Iran: Proposed penal code retains execution by stoning for adulterers

AP
Islam is the official religion in Iran and the country's legal framework is based on sharia law.

A proposed penal code in Iran retains stoning to death for people who commit adultery.

The provision was reinserted into a previous version of the draft law which had omitted stoning to death as the explicit penalty for adultery, according to Human Rights Watch (HRW).

Around 10 men and women in Iran are believed to be facing execution by stoning on adultery charges.

HRW said at least 70 people had been executed by stoning in Iran since 1980, with the last known one taking place in 2009.

The Mehr News Agency reported in April that the Guardian Council, comprising 12 jurists, had put the finishing touches to the draft law and that it would soon be implemented.

HRW is calling upon Iran's judiciary not to implement the penal code.

"Stoning to death is an abhorrent punishment that has no place in any country's penal code," said Sarah Leah Whitson, Middle East director at Human Rights Watch.

"By insisting on keeping stoning in the penal code, Iranian authorities are providing proof positive that they preside over a criminal justice system based on fear, torture and injustice."

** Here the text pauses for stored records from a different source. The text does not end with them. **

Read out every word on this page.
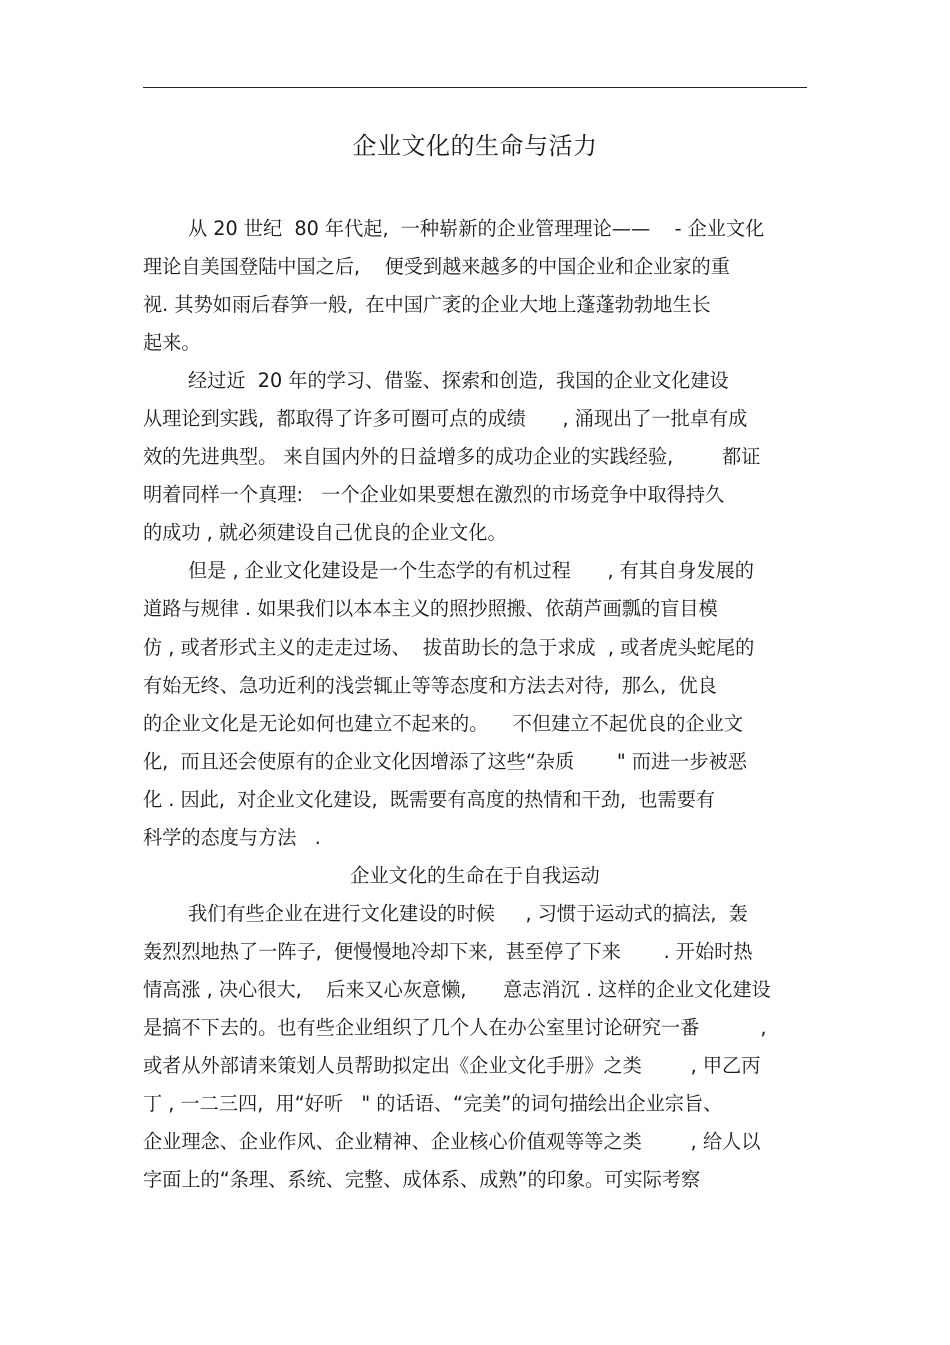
企业文化的生命与活力
从 20 世纪  80 年代起,  一种崭新的企业管理理论——    - 企业文化
理论自美国登陆中国之后,    便受到越来越多的中国企业和企业家的重
视. 其势如雨后春笋一般,  在中国广袤的企业大地上蓬蓬勃勃地生长
起来。
经过近  20 年的学习、借鉴、探索和创造,  我国的企业文化建设
从理论到实践,  都取得了许多可圈可点的成绩      , 涌现出了一批卓有成
效的先进典型。 来自国内外的日益增多的成功企业的实践经验,        都证
明着同样一个真理:   一个企业如果要想在激烈的市场竞争中取得持久
的成功 , 就必须建设自己优良的企业文化。
但是 , 企业文化建设是一个生态学的有机过程      , 有其自身发展的
道路与规律 . 如果我们以本本主义的照抄照搬、依葫芦画瓢的盲目模
仿 , 或者形式主义的走走过场、  拔苗助长的急于求成  , 或者虎头蛇尾的
有始无终、急功近利的浅尝辄止等等态度和方法去对待,  那么,  优良
的企业文化是无论如何也建立不起来的。    不但建立不起优良的企业文
化,  而且还会使原有的企业文化因增添了这些“杂质       " 而进一步被恶
化 . 因此,  对企业文化建设,  既需要有高度的热情和干劲,  也需要有
科学的态度与方法   .
企业文化的生命在于自我运动
我们有些企业在进行文化建设的时候     , 习惯于运动式的搞法,  轰
轰烈烈地热了一阵子,  便慢慢地冷却下来,  甚至停了下来       . 开始时热
情高涨 , 决心很大,    后来又心灰意懒,      意志消沉 . 这样的企业文化建设
是搞不下去的。也有些企业组织了几个人在办公室里讨论研究一番          ,
或者从外部请来策划人员帮助拟定出《企业文化手册》之类        , 甲乙丙
丁 , 一二三四,  用“好听   " 的话语、“完美”的词句描绘出企业宗旨、
企业理念、企业作风、企业精神、企业核心价值观等等之类        , 给人以
字面上的“条理、系统、完整、成体系、成熟”的印象。可实际考察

HRW is concerned that the penal code contains other abuses of human rights, including the death penalty for child offenders for certain crimes and "broad or vaguely worded" laws relating to national security.

"Regardless of what Iranian officials say, the new penal code will be an absolute disaster for human rights," Whitson said. "It speaks volumes when a main issue among Iranian officials and jurists is whether people convicted of the 'crime' of adultery should be stoned to death or hanged."